Second, I am reminded of how much I need King Jesus to rescue me from my sin. I don’t know what happened with Benoit to, if true, do this so I will not speculate any farther than it was sin. But for myself, I know that I need Jesus to atone, forgive and defeat my sin. Without his atonement and righteousness I am doomed to suffer eternity in hell. Without his Holy Spirit, I have no hope of defeating sin in my life. Without my sovereign King, I am nothing.

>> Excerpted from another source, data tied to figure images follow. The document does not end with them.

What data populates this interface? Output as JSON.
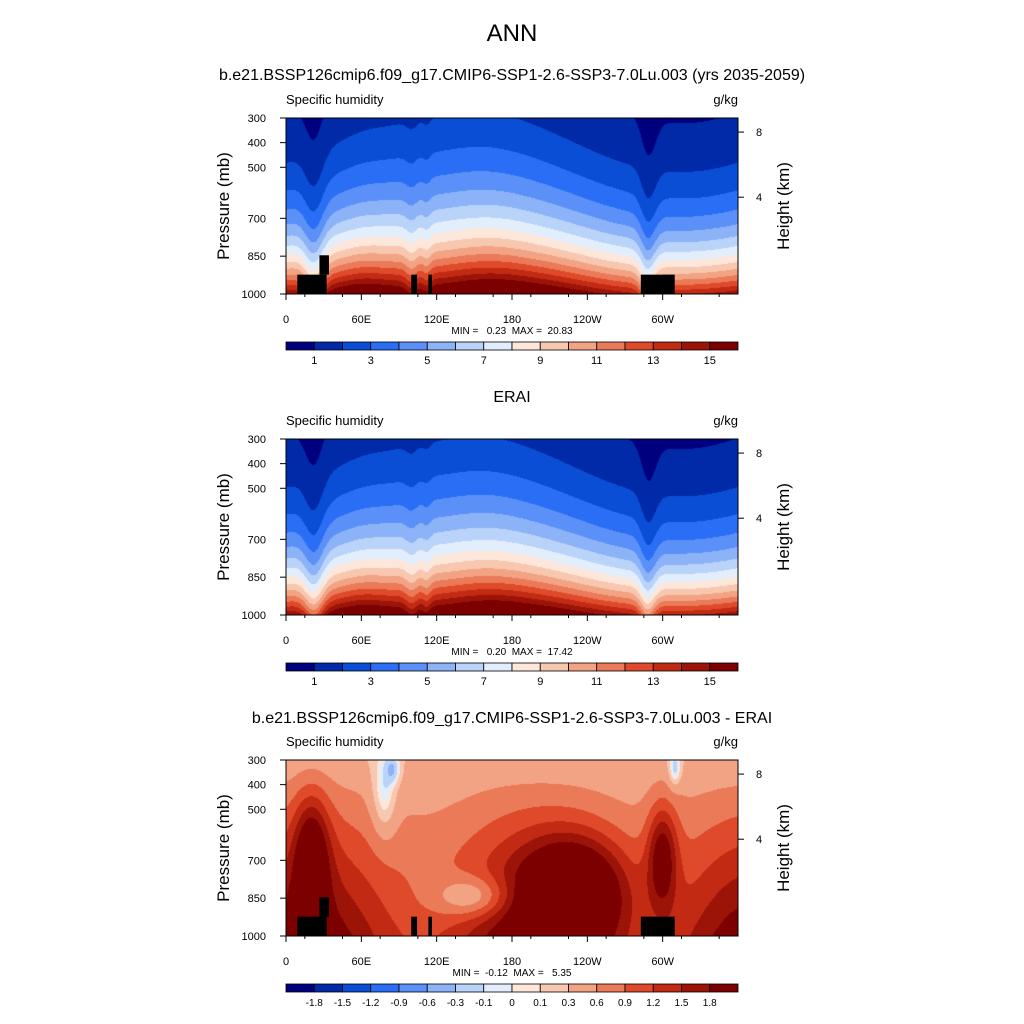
{
  "page_title": "ANN",
  "chart_data": [
    {
      "type": "heatmap",
      "title": "b.e21.BSSP126cmip6.f09_g17.CMIP6-SSP1-2.6-SSP3-7.0Lu.003 (yrs 2035-2059)",
      "left_label": "Specific humidity",
      "right_label": "g/kg",
      "ylabel": "Pressure (mb)",
      "y2label": "Height (km)",
      "pressure_ticks": [
        "300",
        "400",
        "500",
        "700",
        "850",
        "1000"
      ],
      "height_ticks": [
        "8",
        "4"
      ],
      "x_ticks": [
        "0",
        "60E",
        "120E",
        "180",
        "120W",
        "60W"
      ],
      "stats": "MIN =   0.23  MAX =  20.83",
      "colorbar_labels": [
        "1",
        "3",
        "5",
        "7",
        "9",
        "11",
        "13",
        "15"
      ],
      "colorbar_colors": [
        "#00007f",
        "#002aa8",
        "#0a4ed6",
        "#2a6ef6",
        "#5a90f7",
        "#8cb2f7",
        "#b9d3f9",
        "#e3eefc",
        "#fde6da",
        "#f8c7b0",
        "#f2a383",
        "#ea7a58",
        "#de4a2a",
        "#c22a14",
        "#9c1408",
        "#7c0000"
      ],
      "mode": "abs"
    },
    {
      "type": "heatmap",
      "title": "ERAI",
      "left_label": "Specific humidity",
      "right_label": "g/kg",
      "ylabel": "Pressure (mb)",
      "y2label": "Height (km)",
      "pressure_ticks": [
        "300",
        "400",
        "500",
        "700",
        "850",
        "1000"
      ],
      "height_ticks": [
        "8",
        "4"
      ],
      "x_ticks": [
        "0",
        "60E",
        "120E",
        "180",
        "120W",
        "60W"
      ],
      "stats": "MIN =   0.20  MAX =  17.42",
      "colorbar_labels": [
        "1",
        "3",
        "5",
        "7",
        "9",
        "11",
        "13",
        "15"
      ],
      "colorbar_colors": [
        "#00007f",
        "#002aa8",
        "#0a4ed6",
        "#2a6ef6",
        "#5a90f7",
        "#8cb2f7",
        "#b9d3f9",
        "#e3eefc",
        "#fde6da",
        "#f8c7b0",
        "#f2a383",
        "#ea7a58",
        "#de4a2a",
        "#c22a14",
        "#9c1408",
        "#7c0000"
      ],
      "mode": "abs"
    },
    {
      "type": "heatmap",
      "title": "b.e21.BSSP126cmip6.f09_g17.CMIP6-SSP1-2.6-SSP3-7.0Lu.003 - ERAI",
      "left_label": "Specific humidity",
      "right_label": "g/kg",
      "ylabel": "Pressure (mb)",
      "y2label": "Height (km)",
      "pressure_ticks": [
        "300",
        "400",
        "500",
        "700",
        "850",
        "1000"
      ],
      "height_ticks": [
        "8",
        "4"
      ],
      "x_ticks": [
        "0",
        "60E",
        "120E",
        "180",
        "120W",
        "60W"
      ],
      "stats": "MIN =  -0.12  MAX =   5.35",
      "colorbar_labels": [
        "-1.8",
        "-1.5",
        "-1.2",
        "-0.9",
        "-0.6",
        "-0.3",
        "-0.1",
        "0",
        "0.1",
        "0.3",
        "0.6",
        "0.9",
        "1.2",
        "1.5",
        "1.8"
      ],
      "colorbar_colors": [
        "#00007f",
        "#002aa8",
        "#0a4ed6",
        "#2a6ef6",
        "#5a90f7",
        "#8cb2f7",
        "#b9d3f9",
        "#e3eefc",
        "#fde6da",
        "#f8c7b0",
        "#f2a383",
        "#ea7a58",
        "#de4a2a",
        "#c22a14",
        "#9c1408",
        "#7c0000"
      ],
      "mode": "diff"
    }
  ]
}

I offer my prayers to the family of Benoit. I pray that King Jesus will comfort them through this tremendous time of loss. I will pray that he will make himself so real to you that he will draw your aching hearts to him for comfort in this time of tragedy that I hope I will never have to know in my life. I will pray that he will strengthen you to deal with what lie ahead for you, whatever that might be. As the apostle Paul wrote in Ephesians 3:14-19
,
14 For this reason I bow my knees before the Father, 15 from whom every family in heaven and on earth is named, 16 that according to the riches of his glory he may grant you to be strengthened with power through his Spirit in your inner being, 17 so that Christ may dwell in your hearts through faith—that you, being rooted and grounded in love, 18 may have strength to comprehend with all the saints what is the breadth and length and height and depth, 19 and to know the love of Christ that surpasses knowledge, that you may be filled with all the fullness of God.